There are different types of modified radical neck dissection. The surgeon attempts to preserve the important neck structures as far as possible in modified neck dissection. Depending on the tumor invasion, the doctor may either remove most of the lymph nodes between jawbone and collarbone on one side of the neck and may or may not remove one or more of the following:
- A muscle on the side of your neck called the sternocleidomastoid muscle
- A nerve called the accessory nerve
- A vein called the internal jugular vein
- Sometimes, a combination of either of these structures may be removed
Modified radical neck dissection is usually considered for:
- Oral cavity cancers: Level I, II, III
- Oropharyngeal, hypopharyngeal, and laryngeal cancers: Level II, III, IV
This type of neck dissection is performed when there is evidence of more extensive involvement of lymph node metastasis. Modified radical neck dissection preserves the structures that are usually sacrificed in the standard radical surgery, such as the spinal accessory nerve, the internal jugular vein, or sternocleidomastoid muscle.
Further, only specific groups of lymph nodes rather than all the lymph nodes on the side of the neck are dissected. These result in a better postoperative quality of life.
What is neck dissection?
Surgery to remove the lymph nodes in the neck is called a neck dissection. Surgeons don't routinely do a neck dissection on everyone because it can have long-term side effects. They have to carefully consider who will benefit from it. The different types of neck dissection are classified based on the site (zones I-V) from where nodes are being removed and whether the following three important surrounding structures are removed:
- The internal jugular vein
- The accessory nerve (cranial nerve XI)
- The sternocleidomastoid muscle
Apart from modified radical dissection, the other types include:
- Radical neck dissection: This refers to the removal of lymph nodes in groups I to V, as well as the sternocleidomastoid muscle (SCM), internal jugular vein, and spinal accessory nerve. An extended radical neck dissection includes the removal of all these structures along with additional lymph node groups or non-lymphatic structures, which are not accounted for in the radical neck dissection definition. Radical neck dissections are rarely performed in the present day because the SCM, internal jugular vein and the spinal accessory nerve can usually be preserved.
- Selective neck dissection: This is the removal of a selected group of lymph nodes in the neck with or without sacrificing additional non-lymphatic structures. This is the most common type of neck dissection that is performed. Some examples of selective neck dissections are listed below:
- Supraomohyoid neck dissection: This is the removal of lymph node Groups I, II, and III.
- Lateral neck dissection: This is the removal of lymph node Groups II, III, and IV.
- Poster lateral neck dissection: This is the removal of lymph node Groups II, III, IV, and V.

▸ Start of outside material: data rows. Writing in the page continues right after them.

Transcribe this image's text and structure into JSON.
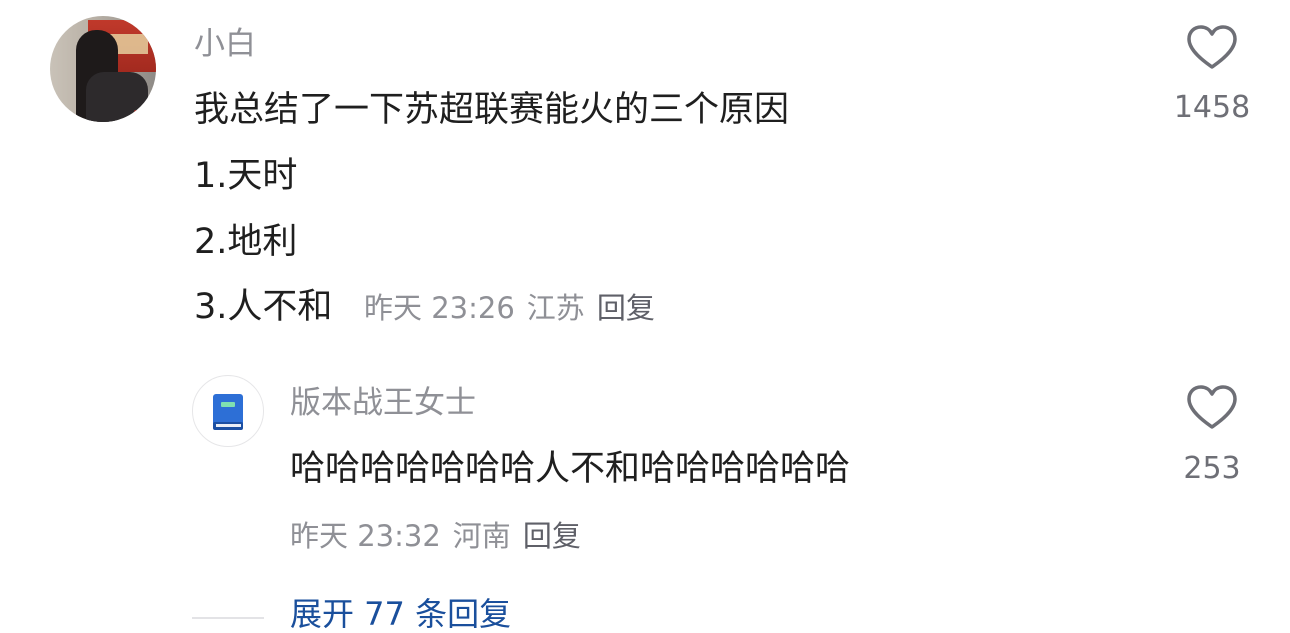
{
  "comment": {
    "username": "小白",
    "text_line1": "我总结了一下苏超联赛能火的三个原因",
    "text_line2": "1.天时",
    "text_line3": "2.地利",
    "text_line4": "3.人不和",
    "time": "昨天 23:26",
    "location": "江苏",
    "reply_label": "回复",
    "likes": "1458"
  },
  "reply": {
    "username": "版本战王女士",
    "text": "哈哈哈哈哈哈哈人不和哈哈哈哈哈哈",
    "time": "昨天 23:32",
    "location": "河南",
    "reply_label": "回复",
    "likes": "253"
  },
  "expand": {
    "label": "展开 77 条回复"
  },
  "colors": {
    "link": "#1a4f9c",
    "muted": "#8f9096",
    "text": "#1f1f1f"
  }
}
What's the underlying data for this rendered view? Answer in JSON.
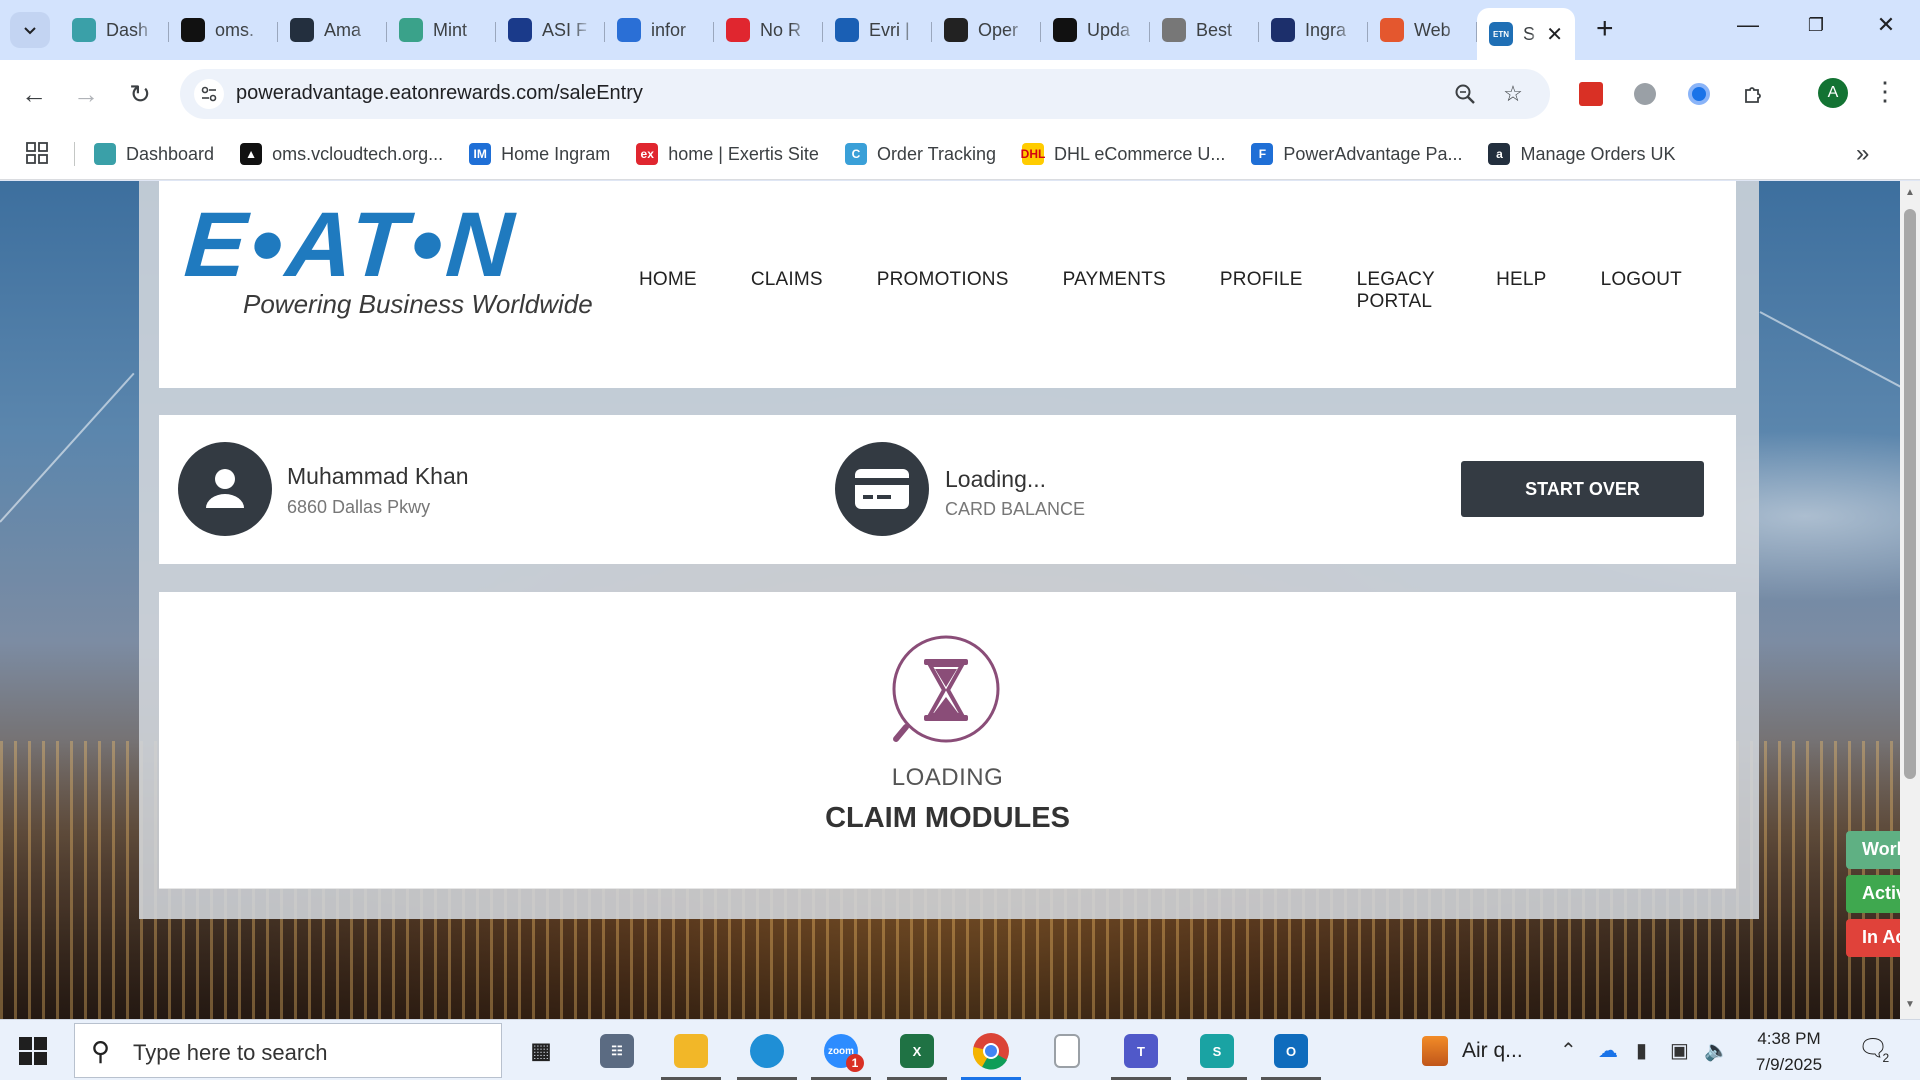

- Central compartment lymph node dissection: The central compartment (Level VI) is not included in the typical “lateral” neck dissection. Level VI is most commonly removed in cases of thyroid cancer and sometimes laryngeal cancer.
- Salvage neck dissection: This procedure is done in patients who have received previous treatment to the neck (usually non-operative treatments, such as radiation and chemotherapy), yet they have persistent, recurrent, or remaining cancer in the neck lymph nodes despite the previous treatment.
- Removal of skin and carotid artery: In some cases of very advanced tumors, the surgeon may need to remove the skin as part of the neck dissection. Even more rarely, the common carotid artery (or internal carotid artery) could be involved with the tumor, requiring removal.
The goal of neck dissection is to remove all cancer while preserving as much healthy tissue as possible.